Nyx dropped her bakkie at a local tissue mechanic’s and walked the rest of the way to Kine’s complex.
Kine lived in a tenement three blocks from the breath of the ocean. Nyx didn’t know how she could stand the salty death stink of the sea. After Nyx followed her brothers to the front and their mother died at the compounds, Kine had retired to the coast and gone into organic tech. She studied reproductive theology, working on a cure for the war.

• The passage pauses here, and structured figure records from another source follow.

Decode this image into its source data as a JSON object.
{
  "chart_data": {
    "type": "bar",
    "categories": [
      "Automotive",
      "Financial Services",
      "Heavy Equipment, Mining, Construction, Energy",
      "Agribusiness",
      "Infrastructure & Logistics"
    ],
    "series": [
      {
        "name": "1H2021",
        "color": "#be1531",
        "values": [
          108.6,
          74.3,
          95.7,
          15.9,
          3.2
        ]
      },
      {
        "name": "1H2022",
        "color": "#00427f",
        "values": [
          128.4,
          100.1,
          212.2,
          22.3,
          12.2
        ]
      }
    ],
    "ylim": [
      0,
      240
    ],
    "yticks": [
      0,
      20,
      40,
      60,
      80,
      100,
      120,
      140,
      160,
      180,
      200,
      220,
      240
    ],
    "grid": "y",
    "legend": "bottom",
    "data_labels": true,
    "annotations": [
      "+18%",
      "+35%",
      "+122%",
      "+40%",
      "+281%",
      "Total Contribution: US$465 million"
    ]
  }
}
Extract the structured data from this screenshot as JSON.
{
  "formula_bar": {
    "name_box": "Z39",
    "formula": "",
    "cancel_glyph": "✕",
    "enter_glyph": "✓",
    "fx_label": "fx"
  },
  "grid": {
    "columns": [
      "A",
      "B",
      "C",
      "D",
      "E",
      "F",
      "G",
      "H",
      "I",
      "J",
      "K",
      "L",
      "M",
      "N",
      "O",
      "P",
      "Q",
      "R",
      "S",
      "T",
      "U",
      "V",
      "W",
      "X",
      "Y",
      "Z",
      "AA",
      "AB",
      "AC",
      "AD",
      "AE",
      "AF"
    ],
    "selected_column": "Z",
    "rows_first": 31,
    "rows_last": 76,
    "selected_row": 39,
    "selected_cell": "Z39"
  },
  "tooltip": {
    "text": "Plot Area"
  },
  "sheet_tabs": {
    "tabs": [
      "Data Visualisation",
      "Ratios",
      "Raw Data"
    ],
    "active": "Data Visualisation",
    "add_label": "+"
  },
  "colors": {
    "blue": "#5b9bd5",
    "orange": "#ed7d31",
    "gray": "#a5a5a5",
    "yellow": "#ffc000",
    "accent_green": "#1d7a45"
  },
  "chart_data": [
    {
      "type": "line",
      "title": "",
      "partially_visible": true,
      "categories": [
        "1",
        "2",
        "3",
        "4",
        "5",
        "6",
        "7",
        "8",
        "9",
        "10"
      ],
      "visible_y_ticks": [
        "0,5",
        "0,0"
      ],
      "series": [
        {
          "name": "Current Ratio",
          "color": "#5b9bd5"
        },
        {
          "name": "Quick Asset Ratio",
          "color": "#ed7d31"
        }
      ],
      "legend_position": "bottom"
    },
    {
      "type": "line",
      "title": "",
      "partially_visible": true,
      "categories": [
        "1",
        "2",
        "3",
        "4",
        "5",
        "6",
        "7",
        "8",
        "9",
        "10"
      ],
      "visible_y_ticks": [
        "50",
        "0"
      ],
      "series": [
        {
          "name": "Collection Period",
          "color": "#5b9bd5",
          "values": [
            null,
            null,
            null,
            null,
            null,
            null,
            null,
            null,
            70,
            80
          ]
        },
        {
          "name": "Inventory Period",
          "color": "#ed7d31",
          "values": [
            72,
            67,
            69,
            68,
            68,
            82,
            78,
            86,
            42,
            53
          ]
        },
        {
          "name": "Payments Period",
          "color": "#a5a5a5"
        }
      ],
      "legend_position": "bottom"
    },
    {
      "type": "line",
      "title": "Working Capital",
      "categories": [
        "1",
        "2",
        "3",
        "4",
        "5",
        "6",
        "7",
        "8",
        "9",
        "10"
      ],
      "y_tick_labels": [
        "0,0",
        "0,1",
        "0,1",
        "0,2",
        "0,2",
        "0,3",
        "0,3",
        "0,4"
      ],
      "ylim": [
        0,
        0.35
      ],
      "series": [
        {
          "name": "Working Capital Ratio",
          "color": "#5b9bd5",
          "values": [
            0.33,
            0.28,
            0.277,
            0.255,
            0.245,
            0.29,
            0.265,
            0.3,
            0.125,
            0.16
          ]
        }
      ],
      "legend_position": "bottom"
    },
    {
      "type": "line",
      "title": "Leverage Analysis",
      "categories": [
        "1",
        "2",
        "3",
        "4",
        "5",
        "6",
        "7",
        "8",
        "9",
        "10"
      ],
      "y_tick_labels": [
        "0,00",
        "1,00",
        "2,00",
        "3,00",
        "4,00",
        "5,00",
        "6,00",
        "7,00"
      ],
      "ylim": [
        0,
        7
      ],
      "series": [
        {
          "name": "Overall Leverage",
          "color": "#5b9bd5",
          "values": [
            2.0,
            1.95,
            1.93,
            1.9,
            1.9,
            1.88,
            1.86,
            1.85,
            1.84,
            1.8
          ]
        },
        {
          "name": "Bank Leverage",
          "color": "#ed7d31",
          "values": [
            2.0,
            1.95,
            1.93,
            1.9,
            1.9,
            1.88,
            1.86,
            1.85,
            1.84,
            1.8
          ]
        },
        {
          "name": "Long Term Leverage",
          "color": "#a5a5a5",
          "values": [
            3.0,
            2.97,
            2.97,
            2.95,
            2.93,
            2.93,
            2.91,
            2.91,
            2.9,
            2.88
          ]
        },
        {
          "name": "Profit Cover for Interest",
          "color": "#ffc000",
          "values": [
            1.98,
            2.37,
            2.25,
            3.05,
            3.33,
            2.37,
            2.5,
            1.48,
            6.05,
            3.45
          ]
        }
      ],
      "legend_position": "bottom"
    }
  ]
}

We all fight the war our own way, Nyx thought idly as she climbed the stairs. She knocked at the heavy door. When no one answered, she pressed her palm to the faceplate on the door. Bugs stirred beneath her fingers, lapped up the secretions on her skin. Working at the breeding compounds got Kine extra security. All that time at the coast—at the compounds, nose in a book, moving magician-trained bugs across a dish, locked safe behind secure doors at the edge of a soupy sea, her only company the words of the Kitab and the violently conservative women she shared her days with—it was no wonder Kine had come back wearing a hijab to mark her as one of the fundamentalist followers of the Kitab, the Kitabullah.